Talking to friends across Asia, across Europe, it is reasonably clear that the Japanese, the Europeans, and the Indians are moving towards bilateral deals with America. For the Europeans and the Japanese, they get massive defence cover from America and I find it hard to believe that they will tell America aap defence cover hatalo, we will fight a tariff war with you. I think that it is simply beyond the realms of logic that the Japanese and the Europeans will not go to the negotiating table and sign a deal with America.
In our government’s case, the government has been very-very clear that the Government of India has been very clear for the last 60 days that there will be a bilateral trade agreement. So, as the S&P 500, as the world realises that barring one mega economy, China, much of the rest of the world will strike trade deals with America.

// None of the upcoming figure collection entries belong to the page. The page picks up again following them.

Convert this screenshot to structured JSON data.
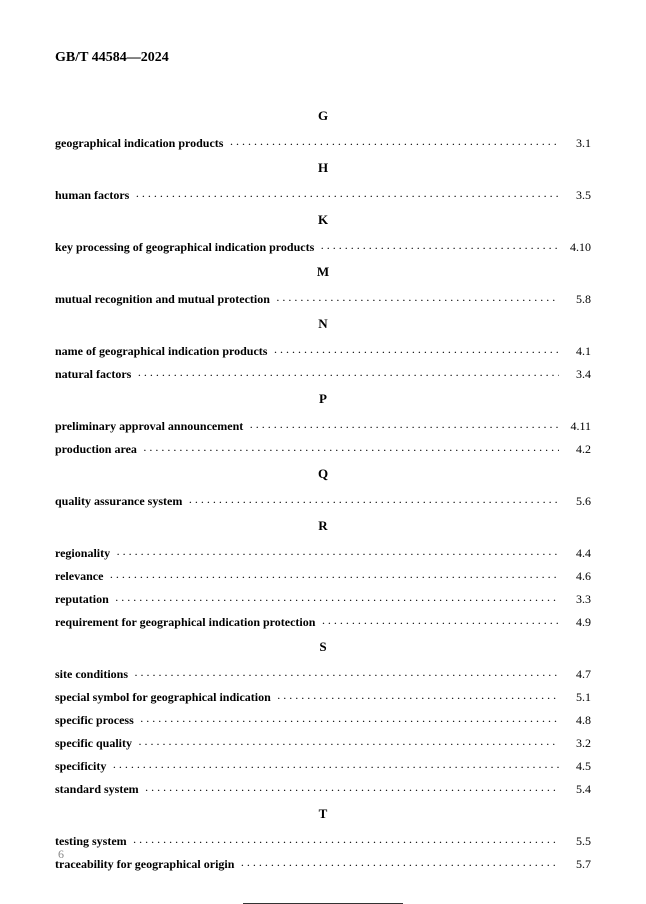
{
  "header": "GB/T 44584—2024",
  "page_number": "6",
  "sections": [
    {
      "letter": "G",
      "entries": [
        {
          "term": "geographical indication products",
          "ref": "3.1"
        }
      ]
    },
    {
      "letter": "H",
      "entries": [
        {
          "term": "human factors",
          "ref": "3.5"
        }
      ]
    },
    {
      "letter": "K",
      "entries": [
        {
          "term": "key processing of geographical indication products",
          "ref": "4.10"
        }
      ]
    },
    {
      "letter": "M",
      "entries": [
        {
          "term": "mutual recognition and mutual protection",
          "ref": "5.8"
        }
      ]
    },
    {
      "letter": "N",
      "entries": [
        {
          "term": "name of geographical indication products",
          "ref": "4.1"
        },
        {
          "term": "natural factors",
          "ref": "3.4"
        }
      ]
    },
    {
      "letter": "P",
      "entries": [
        {
          "term": "preliminary approval announcement",
          "ref": "4.11"
        },
        {
          "term": "production area",
          "ref": "4.2"
        }
      ]
    },
    {
      "letter": "Q",
      "entries": [
        {
          "term": "quality assurance system",
          "ref": "5.6"
        }
      ]
    },
    {
      "letter": "R",
      "entries": [
        {
          "term": "regionality",
          "ref": "4.4"
        },
        {
          "term": "relevance",
          "ref": "4.6"
        },
        {
          "term": "reputation",
          "ref": "3.3"
        },
        {
          "term": "requirement for geographical indication protection",
          "ref": "4.9"
        }
      ]
    },
    {
      "letter": "S",
      "entries": [
        {
          "term": "site conditions",
          "ref": "4.7"
        },
        {
          "term": "special symbol for geographical indication",
          "ref": "5.1"
        },
        {
          "term": "specific process",
          "ref": "4.8"
        },
        {
          "term": "specific quality",
          "ref": "3.2"
        },
        {
          "term": "specificity",
          "ref": "4.5"
        },
        {
          "term": "standard system",
          "ref": "5.4"
        }
      ]
    },
    {
      "letter": "T",
      "entries": [
        {
          "term": "testing system",
          "ref": "5.5"
        },
        {
          "term": "traceability for geographical origin",
          "ref": "5.7"
        }
      ]
    }
  ]
}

There is likely to be a degree of relief, the S&P 500 that will get priced in. And the Chinese piece is still a troublesome piece. I do not have any easy answers as to how that resolves itself. So, in terms of, is the S&P 500 more likely to move up than down? My reading is that it is more likely to move up than down. Coming back to our country, that troika of things that I was looking for, we need lower interest rates, we need more liquidity in the banking system, and we need the currency to be far cheaper than it is today.
If we get those three, earnings growth in India will come through towards the second half of this year. And if by then valuations are more reasonable, then the Indian market can also rally. At this juncture, at current valuations, it is not clear to me that there is a bull market button to be pressed in India. Unlike March 2020, when we were happy to buy aggressively, we are not buying aggressively at the moment because we can see the domestic weakness and it is not yet clear to us that the policy piece is as clearly laid out as it perhaps was in March 2020.
In March 2020, the Government of India did a spectacular job in both fiscal and monetary policy. At the moment in India, the policy piece is not as clearly laid out and hence we are being more cautious in India.